Como posso servir a Deus e ser livre, se sirvo o dinheiro, (Mateus 6, 24) se dei o meu coração às riquezas, ao poder, ao prazer? Se não me possuo, como posso dar-me ao Outro, Deus, ou ao outro meu semelhante? Como posso amar o próximo e sentir-me igual a ele se, em vez de o servir, me sirvo dele? E como posso partilhar o que é meu, coisas, tempo e energias, se antes não renuncio a elas? Usando uma expressão muito atual no nosso país em crise, jejuar é cortar na despesa; é cortar na despesa que tenho comigo próprio, tempo, energias e recursos para poder dar e dar-me aos outros.

Jejum em sentido restrito, ou seja, privação de alimento
O jejum, ou dieta em linguagem médica, está para a saúde da alma como o desporto está para a saúde do corpo. Não fazemos vida do jejum pois não somos monges, nem some atletas profissionais, pois fazemos vida do desporto; mas a prática moderada do jejum, potencia tanto a saúde da alma como a prática moderada de desporto potencia a saúde do corpo.

O jejum e o desporto, assim entendidos, estão ao serviço da vida, pois nos treinam para ela, concedendo-nos muitos benefícios. O desporto treina o corpo e a mente dando-lhe mais energia e saúde; o jejum, no sentido de privação de alimentos, ou a abstinência, no sentido de privação de certos alimentos, treinam a alma na arte e capacidade de negar-se a si mesma, da abnegação, do autocontrolo e da força de vontade.

Como, depois do respirar, o alimento é a necessidade mais indispensável que temos, privarmo-nos dele custa muito; por isso mesmo constitui o melhor treino para conseguir jejuar em sentido lato, ou seja, fazer cortes ao EU para afirmar o TU, que é o que verdadeiramente importa.

O jejum faz a pessoa animicamente mais forte e prepara-a para maiores sacrifícios e abnegações.
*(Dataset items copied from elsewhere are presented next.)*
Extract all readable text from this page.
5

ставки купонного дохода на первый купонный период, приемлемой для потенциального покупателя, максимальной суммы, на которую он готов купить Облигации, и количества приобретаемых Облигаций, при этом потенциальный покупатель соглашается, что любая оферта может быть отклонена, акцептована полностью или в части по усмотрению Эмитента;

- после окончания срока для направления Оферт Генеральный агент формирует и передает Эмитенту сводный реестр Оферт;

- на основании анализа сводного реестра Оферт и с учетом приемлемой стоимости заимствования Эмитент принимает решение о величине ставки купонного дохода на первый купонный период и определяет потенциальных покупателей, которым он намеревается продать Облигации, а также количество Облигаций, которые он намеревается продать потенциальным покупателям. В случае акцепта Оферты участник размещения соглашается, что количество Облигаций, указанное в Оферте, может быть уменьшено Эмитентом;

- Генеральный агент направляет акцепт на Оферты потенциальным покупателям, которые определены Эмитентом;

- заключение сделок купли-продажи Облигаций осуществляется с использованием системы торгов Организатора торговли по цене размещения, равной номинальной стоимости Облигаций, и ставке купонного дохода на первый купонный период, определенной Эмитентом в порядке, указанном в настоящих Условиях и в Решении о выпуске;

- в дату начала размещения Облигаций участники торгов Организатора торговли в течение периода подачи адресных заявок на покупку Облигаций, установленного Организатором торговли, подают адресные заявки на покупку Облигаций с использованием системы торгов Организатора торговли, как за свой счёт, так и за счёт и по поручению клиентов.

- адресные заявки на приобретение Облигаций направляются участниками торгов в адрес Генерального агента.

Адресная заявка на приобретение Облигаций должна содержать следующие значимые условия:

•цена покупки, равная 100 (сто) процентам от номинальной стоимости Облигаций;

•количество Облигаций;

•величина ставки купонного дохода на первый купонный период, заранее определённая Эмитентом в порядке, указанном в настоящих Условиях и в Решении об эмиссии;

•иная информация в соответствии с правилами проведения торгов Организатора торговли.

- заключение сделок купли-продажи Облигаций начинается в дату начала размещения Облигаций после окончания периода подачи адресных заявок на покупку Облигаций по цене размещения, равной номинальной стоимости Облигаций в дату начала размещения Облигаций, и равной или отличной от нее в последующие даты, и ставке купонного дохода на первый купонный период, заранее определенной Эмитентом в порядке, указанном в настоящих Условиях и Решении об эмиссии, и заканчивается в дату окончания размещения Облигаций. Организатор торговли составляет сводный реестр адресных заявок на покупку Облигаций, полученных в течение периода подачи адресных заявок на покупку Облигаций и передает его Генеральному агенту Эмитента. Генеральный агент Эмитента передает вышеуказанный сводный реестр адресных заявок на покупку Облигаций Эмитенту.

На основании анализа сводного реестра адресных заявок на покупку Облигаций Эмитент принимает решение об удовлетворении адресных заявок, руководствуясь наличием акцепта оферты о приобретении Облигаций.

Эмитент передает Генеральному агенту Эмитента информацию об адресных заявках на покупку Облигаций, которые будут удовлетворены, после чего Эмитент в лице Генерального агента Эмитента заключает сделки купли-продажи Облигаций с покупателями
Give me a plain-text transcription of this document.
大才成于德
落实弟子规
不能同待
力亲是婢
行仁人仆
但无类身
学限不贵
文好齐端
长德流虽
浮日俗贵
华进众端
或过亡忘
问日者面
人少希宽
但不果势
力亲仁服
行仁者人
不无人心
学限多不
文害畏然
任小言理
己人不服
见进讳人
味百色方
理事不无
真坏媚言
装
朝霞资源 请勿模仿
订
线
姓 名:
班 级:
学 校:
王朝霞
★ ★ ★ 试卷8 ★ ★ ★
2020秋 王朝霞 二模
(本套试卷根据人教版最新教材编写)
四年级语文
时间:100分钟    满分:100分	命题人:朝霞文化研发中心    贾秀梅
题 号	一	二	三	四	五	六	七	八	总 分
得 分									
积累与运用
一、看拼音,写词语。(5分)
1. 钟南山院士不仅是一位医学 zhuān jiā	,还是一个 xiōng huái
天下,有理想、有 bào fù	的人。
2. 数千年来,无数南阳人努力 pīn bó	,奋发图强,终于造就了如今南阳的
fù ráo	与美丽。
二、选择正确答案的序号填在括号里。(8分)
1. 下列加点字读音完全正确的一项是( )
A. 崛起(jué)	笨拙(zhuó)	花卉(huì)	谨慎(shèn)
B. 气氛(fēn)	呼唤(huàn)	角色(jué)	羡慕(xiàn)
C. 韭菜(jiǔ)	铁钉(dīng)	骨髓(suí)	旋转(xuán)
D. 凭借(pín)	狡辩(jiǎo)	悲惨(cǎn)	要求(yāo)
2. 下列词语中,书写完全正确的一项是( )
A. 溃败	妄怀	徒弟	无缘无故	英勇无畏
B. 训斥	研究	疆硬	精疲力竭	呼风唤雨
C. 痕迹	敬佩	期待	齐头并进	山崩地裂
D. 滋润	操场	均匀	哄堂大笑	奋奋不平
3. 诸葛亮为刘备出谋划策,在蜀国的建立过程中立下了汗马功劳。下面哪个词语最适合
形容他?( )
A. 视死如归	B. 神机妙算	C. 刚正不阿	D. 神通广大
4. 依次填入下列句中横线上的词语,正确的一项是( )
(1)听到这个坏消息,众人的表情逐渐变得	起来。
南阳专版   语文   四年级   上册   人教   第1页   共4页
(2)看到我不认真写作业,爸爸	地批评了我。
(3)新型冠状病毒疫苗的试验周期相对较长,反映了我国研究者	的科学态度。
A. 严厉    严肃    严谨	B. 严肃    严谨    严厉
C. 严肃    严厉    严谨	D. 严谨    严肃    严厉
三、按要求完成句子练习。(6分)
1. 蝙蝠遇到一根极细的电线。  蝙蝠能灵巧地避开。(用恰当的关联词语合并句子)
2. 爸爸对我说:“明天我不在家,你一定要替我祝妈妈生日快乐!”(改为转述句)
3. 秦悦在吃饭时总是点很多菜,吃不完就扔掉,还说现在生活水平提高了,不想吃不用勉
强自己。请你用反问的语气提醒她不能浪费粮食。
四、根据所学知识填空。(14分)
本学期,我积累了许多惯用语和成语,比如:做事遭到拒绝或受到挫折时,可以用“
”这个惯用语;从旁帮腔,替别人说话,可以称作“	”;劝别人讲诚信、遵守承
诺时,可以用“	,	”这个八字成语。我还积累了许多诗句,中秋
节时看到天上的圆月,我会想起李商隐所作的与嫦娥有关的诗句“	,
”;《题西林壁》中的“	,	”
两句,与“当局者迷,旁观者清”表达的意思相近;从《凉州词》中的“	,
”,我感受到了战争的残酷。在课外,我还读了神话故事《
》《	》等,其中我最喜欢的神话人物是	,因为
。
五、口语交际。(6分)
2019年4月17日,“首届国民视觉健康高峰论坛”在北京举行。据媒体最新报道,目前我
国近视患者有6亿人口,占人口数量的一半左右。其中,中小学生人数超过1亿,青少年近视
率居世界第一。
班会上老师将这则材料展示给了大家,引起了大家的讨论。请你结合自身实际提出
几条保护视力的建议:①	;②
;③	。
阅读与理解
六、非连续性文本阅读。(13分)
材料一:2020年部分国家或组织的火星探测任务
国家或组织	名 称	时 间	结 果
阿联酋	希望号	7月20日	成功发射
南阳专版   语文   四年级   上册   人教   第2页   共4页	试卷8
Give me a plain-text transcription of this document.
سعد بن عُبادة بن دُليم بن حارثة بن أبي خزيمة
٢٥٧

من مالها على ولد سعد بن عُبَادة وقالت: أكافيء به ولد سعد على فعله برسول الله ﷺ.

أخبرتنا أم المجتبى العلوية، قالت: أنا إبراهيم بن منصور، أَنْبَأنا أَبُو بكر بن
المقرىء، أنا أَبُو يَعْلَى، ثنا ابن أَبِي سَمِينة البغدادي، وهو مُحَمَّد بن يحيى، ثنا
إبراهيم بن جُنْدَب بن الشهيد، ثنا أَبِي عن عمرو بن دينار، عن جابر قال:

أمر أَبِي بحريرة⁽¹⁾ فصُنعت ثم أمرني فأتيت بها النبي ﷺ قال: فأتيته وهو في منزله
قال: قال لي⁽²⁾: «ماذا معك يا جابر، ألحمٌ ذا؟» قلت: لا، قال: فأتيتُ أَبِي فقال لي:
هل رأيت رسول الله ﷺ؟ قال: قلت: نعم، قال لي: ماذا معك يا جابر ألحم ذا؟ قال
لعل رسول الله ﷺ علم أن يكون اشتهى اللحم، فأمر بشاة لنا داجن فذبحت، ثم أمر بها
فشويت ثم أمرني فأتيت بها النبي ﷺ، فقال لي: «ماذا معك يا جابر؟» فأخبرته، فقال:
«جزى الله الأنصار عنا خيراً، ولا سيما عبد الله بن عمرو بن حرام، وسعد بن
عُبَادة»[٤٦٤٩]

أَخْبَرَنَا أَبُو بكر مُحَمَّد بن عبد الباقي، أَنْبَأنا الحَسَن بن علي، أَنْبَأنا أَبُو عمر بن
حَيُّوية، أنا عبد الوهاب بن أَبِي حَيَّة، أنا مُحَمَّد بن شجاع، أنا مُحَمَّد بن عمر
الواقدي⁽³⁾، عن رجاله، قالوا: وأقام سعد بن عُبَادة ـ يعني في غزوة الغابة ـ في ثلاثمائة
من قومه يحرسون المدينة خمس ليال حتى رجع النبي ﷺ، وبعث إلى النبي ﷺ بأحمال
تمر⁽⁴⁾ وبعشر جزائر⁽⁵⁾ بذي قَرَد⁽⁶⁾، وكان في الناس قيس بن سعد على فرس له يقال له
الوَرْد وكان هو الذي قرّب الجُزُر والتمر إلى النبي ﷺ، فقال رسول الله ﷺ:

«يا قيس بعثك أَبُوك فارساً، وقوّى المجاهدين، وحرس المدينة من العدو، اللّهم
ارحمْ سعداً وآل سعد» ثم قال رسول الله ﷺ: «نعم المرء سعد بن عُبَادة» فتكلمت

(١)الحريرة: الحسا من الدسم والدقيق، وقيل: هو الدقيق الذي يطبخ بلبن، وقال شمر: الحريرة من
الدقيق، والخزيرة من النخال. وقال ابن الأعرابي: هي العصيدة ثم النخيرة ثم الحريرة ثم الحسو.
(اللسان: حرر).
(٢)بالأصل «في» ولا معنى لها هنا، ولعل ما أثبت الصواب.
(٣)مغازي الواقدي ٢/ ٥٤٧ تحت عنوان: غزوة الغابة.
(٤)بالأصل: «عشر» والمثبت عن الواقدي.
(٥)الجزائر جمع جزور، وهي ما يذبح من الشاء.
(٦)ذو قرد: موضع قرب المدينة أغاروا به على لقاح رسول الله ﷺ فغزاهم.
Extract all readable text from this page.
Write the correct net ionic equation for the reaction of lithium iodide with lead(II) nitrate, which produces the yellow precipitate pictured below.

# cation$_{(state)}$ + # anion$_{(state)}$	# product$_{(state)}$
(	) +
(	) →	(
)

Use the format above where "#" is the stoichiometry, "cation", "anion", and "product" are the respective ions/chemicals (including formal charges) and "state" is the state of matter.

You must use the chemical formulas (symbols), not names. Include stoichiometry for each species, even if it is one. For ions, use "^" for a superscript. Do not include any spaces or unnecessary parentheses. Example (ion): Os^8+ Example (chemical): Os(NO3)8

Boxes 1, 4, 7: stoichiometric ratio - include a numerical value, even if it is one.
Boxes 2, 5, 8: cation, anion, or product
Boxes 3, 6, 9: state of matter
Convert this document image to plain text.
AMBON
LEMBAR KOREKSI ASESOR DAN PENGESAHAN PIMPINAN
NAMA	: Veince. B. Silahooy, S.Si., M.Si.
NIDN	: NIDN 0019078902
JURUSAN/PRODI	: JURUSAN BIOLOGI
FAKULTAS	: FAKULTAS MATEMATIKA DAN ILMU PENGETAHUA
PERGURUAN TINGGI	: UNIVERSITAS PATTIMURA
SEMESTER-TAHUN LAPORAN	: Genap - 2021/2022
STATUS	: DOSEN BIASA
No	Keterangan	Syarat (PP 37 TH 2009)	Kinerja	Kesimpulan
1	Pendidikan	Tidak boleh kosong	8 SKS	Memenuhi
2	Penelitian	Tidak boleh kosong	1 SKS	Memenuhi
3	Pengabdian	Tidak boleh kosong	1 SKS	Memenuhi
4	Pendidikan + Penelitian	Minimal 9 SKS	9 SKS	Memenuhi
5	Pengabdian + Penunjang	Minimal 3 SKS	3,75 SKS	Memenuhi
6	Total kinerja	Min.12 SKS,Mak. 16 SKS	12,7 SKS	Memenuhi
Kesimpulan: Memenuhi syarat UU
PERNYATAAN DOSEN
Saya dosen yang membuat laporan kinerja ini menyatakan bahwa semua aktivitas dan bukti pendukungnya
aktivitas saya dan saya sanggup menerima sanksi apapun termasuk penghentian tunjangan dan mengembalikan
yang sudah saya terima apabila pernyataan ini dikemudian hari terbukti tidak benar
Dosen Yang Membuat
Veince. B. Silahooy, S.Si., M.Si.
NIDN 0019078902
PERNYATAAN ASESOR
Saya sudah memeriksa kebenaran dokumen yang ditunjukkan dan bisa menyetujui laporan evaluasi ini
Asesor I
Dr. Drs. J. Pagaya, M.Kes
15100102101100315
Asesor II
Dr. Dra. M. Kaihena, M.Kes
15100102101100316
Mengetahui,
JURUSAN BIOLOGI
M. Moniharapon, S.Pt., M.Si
O contrário também se verifica: aquele que não tem autocontrolo no consumo de alimentos e é guloso, dificilmente será uma pessoa que partilha, e é bem provável que também seja volúvel e ganancioso.

Esaú perdeu a progenitura por um prato de lentilhas (Genesis 25, 29-34); que a gula, pecado que já ninguém confessa nesta sociedade de consumo, não nos leve a perder o corpo e a alma. Como diz o povo “o guloso escava a sepultura com os dentes” e “a avareza rompe o saco”

Conclusão: Na oração amamos a Deus na esmola amamos o próximo, no jejum amamo-nos a nós mesmos. Este último, é o que os psicoterapeutas chamam amor exigente, e que no evangelho corresponde ao negar-se a si mesmo, “conditio sine qua non” para na nossa vida darmos espaço ao Outro, que é Deus e o outro, que é o nosso próximo.